As the order of the filter increases, the corresponding signal processing will last longer and more memory will be required for the processing. For this reason it is necessary to select carefully the order of the filter and its input parameters. Fig. 15-2 shows the specifications for the amplitude characteristic of a digital filter. The class of filter (FIR or IIR) and design method will determine which input parameters will be available. The remaining parameters will be calculated by Filter Designer Tool to obtain the filter of the specified order.

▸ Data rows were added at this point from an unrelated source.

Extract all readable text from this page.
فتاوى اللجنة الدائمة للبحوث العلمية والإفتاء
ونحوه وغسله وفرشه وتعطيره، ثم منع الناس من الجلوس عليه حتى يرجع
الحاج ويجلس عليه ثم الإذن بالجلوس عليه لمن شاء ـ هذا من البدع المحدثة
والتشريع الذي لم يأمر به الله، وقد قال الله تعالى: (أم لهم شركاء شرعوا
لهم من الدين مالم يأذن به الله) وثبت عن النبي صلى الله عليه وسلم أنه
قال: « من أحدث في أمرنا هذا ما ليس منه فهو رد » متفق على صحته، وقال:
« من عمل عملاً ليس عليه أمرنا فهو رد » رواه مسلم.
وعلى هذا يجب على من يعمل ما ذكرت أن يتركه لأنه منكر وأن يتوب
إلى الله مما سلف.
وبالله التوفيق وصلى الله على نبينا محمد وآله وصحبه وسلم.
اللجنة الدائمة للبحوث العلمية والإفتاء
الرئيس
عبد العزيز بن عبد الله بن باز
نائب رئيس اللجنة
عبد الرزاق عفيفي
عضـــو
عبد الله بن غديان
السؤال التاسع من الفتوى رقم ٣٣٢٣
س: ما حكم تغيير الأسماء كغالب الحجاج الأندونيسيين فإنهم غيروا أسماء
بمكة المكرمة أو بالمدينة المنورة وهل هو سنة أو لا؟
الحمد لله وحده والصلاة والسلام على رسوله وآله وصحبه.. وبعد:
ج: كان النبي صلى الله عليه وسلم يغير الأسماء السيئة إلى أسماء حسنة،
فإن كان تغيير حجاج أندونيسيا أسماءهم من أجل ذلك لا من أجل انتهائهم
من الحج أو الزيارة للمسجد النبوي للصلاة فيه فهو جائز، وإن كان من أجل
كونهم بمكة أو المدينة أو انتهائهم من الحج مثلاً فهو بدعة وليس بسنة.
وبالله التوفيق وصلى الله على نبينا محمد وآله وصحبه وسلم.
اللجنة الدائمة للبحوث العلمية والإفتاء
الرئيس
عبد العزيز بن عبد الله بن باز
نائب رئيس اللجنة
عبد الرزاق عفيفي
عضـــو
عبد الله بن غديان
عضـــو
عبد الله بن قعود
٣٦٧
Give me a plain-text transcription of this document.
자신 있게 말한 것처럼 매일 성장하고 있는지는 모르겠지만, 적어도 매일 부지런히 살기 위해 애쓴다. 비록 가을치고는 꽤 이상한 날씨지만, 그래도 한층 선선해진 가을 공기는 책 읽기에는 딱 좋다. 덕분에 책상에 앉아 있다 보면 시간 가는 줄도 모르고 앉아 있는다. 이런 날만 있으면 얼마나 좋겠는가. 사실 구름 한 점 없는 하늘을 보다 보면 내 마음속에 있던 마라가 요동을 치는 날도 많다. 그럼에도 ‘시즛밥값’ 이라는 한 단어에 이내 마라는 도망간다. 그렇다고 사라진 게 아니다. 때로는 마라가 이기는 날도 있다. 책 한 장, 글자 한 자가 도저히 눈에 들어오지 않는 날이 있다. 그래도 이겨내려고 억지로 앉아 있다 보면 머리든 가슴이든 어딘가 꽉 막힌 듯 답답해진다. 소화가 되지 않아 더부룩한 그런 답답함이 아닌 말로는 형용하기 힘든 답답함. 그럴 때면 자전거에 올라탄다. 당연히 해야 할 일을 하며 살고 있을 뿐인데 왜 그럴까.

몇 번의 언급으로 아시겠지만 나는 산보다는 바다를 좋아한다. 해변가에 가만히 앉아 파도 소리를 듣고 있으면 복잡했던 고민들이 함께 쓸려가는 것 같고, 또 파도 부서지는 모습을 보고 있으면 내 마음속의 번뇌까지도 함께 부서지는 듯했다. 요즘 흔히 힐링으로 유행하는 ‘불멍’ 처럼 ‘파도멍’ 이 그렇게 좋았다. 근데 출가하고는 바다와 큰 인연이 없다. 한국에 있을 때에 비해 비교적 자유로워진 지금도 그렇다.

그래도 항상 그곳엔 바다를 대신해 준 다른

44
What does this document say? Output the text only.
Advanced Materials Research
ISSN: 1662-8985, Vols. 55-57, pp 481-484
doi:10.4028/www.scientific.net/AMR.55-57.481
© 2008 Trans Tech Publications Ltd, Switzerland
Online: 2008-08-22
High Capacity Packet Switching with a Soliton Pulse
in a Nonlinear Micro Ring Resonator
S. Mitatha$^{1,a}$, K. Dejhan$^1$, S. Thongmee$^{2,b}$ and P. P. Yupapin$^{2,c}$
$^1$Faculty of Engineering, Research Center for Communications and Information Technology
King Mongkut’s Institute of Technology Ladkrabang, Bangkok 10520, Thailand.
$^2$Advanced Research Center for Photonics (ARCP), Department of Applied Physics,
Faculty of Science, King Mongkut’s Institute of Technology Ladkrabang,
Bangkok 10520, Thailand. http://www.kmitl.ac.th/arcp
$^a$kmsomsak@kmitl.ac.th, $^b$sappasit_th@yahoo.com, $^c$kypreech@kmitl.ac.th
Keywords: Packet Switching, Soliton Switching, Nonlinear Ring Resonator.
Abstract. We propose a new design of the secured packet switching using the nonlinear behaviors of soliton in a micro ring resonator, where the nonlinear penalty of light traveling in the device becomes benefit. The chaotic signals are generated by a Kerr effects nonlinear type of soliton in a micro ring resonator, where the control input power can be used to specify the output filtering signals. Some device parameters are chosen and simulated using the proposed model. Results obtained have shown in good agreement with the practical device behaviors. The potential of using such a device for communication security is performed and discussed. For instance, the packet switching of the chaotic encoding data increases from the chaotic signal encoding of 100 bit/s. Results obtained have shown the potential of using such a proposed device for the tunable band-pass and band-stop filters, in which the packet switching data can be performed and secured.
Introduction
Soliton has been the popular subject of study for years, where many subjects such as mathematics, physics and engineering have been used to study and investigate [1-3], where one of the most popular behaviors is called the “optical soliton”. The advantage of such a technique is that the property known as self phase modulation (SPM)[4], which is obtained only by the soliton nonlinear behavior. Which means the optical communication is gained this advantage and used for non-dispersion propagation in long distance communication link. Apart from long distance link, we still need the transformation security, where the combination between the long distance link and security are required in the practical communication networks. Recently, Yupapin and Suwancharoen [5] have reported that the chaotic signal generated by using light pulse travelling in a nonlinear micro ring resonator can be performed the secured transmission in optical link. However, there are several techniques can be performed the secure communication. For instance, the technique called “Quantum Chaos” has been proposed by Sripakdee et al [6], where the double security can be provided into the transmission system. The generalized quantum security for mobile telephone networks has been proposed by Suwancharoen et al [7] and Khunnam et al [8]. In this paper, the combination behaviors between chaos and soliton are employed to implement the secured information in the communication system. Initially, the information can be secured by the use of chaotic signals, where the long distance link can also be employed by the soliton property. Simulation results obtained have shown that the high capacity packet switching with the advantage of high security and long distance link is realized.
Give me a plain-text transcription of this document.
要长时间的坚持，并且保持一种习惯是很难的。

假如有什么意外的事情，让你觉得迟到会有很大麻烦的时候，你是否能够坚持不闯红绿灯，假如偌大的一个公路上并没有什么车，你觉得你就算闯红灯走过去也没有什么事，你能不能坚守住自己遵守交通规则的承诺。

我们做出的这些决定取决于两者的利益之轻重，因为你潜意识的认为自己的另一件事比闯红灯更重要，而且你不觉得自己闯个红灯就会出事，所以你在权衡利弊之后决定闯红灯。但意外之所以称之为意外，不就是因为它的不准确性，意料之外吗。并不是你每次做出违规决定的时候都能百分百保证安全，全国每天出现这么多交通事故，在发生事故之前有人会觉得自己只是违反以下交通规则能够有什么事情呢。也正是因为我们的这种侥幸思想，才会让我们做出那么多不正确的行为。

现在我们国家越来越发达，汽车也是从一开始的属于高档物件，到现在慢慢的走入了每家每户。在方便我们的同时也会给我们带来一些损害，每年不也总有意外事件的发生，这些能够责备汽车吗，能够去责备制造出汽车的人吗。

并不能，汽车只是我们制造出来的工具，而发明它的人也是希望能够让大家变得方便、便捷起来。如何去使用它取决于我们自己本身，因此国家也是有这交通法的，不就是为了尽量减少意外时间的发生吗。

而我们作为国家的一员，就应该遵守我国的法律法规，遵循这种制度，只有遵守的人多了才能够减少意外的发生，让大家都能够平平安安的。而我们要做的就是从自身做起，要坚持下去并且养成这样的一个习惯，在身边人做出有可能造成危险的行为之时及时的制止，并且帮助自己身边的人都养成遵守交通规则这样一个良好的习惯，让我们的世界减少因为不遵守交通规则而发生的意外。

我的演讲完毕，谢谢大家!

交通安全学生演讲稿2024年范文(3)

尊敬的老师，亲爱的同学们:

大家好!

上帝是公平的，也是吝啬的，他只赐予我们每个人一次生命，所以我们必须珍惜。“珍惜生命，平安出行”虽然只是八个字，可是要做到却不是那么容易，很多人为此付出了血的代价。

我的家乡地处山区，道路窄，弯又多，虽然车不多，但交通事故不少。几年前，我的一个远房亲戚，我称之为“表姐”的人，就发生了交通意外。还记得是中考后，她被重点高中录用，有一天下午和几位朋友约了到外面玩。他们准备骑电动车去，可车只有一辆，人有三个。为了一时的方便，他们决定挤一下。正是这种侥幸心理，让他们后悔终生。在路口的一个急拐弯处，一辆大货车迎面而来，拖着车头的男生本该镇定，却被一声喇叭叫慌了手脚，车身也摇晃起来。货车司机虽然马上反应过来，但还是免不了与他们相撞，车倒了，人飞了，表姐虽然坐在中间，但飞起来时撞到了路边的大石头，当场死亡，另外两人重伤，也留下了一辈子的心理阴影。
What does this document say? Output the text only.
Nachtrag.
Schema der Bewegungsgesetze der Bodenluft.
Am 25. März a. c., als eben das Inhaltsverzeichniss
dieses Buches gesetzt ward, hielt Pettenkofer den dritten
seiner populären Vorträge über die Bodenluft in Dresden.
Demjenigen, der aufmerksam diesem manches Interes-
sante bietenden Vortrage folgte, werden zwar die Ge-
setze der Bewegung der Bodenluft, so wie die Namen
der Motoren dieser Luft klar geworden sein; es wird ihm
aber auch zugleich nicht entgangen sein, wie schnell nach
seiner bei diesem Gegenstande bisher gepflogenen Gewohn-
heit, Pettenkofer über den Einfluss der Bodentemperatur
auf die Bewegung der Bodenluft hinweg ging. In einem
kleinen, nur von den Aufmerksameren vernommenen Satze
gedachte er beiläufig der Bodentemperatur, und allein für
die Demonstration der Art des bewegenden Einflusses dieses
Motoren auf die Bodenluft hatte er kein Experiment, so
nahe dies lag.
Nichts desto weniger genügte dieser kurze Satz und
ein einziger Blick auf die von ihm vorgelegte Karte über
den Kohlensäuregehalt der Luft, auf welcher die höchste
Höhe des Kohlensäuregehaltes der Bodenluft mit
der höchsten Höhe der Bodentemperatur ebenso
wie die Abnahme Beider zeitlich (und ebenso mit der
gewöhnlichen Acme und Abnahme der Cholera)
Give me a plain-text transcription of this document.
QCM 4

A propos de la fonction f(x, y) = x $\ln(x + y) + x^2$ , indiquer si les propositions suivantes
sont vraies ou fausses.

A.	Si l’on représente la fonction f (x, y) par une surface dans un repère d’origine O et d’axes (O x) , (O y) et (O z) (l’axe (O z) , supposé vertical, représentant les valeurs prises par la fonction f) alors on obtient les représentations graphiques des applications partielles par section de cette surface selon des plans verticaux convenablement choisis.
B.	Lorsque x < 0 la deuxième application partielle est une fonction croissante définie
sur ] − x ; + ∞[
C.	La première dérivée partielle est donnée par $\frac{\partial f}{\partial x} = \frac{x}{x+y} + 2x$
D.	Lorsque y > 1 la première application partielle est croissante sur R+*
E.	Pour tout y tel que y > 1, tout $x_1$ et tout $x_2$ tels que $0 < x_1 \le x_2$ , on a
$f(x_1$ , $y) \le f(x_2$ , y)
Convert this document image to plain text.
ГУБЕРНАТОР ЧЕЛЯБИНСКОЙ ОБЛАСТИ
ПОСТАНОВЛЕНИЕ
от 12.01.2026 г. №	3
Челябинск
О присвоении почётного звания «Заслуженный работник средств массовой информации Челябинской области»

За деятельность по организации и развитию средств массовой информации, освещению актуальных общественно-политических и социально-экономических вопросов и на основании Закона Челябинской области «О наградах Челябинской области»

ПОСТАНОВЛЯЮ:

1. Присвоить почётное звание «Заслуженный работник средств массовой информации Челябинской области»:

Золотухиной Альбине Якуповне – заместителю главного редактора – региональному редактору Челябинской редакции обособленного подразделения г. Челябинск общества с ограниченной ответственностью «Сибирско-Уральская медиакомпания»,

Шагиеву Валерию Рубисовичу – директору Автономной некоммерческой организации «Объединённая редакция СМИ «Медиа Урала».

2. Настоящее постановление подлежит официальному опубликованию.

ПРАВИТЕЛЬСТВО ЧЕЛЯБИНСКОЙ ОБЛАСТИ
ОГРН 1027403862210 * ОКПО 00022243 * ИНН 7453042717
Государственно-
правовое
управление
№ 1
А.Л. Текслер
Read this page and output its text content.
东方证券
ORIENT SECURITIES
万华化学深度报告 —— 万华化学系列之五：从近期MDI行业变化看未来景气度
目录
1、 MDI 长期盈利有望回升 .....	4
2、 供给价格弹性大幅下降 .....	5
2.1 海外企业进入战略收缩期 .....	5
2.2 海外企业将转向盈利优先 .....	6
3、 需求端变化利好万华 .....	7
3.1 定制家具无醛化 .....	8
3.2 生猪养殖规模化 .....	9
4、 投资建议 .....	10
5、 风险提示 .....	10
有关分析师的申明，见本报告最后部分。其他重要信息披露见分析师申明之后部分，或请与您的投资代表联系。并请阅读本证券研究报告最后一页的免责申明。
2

**Fig. 15-2. Digital filter specifications**

1 2 3 4 5 6 |
A[dB] – filter amplification in dB, Ap – permitted bandpass ripple of amplification in dB, As – minimum bandstop attenuation in dB, Wp, Wpass – bandpass boundary frequencies, Ws, Wpass – bandstop boundary frequencies, Ws – one half of the sampling frequency. |

- The frequency range 0 to Wpass is called passband. In the passband the maximum attenuation or amplification of signals is Ap.
- The frequency range Wpass to Wstop is called transition zone. In the transition zone the characteristic of the filter is unknown. It is only known that it is monotonically decreasing or monotonically increasing.
- The frequency range Wstop to Ws/2 is called bandstop. In the bandstop the signal is attenuated at least by As dB.

After the class (FIR or IIR) and input parameters are selected, designing of the desired filter is performed. In Chapter 15.2 the design of the finite impulse response (FIR) filters is presented. In Chapter 15.3 the design of the infinite impulse response (IIR) filters is presented.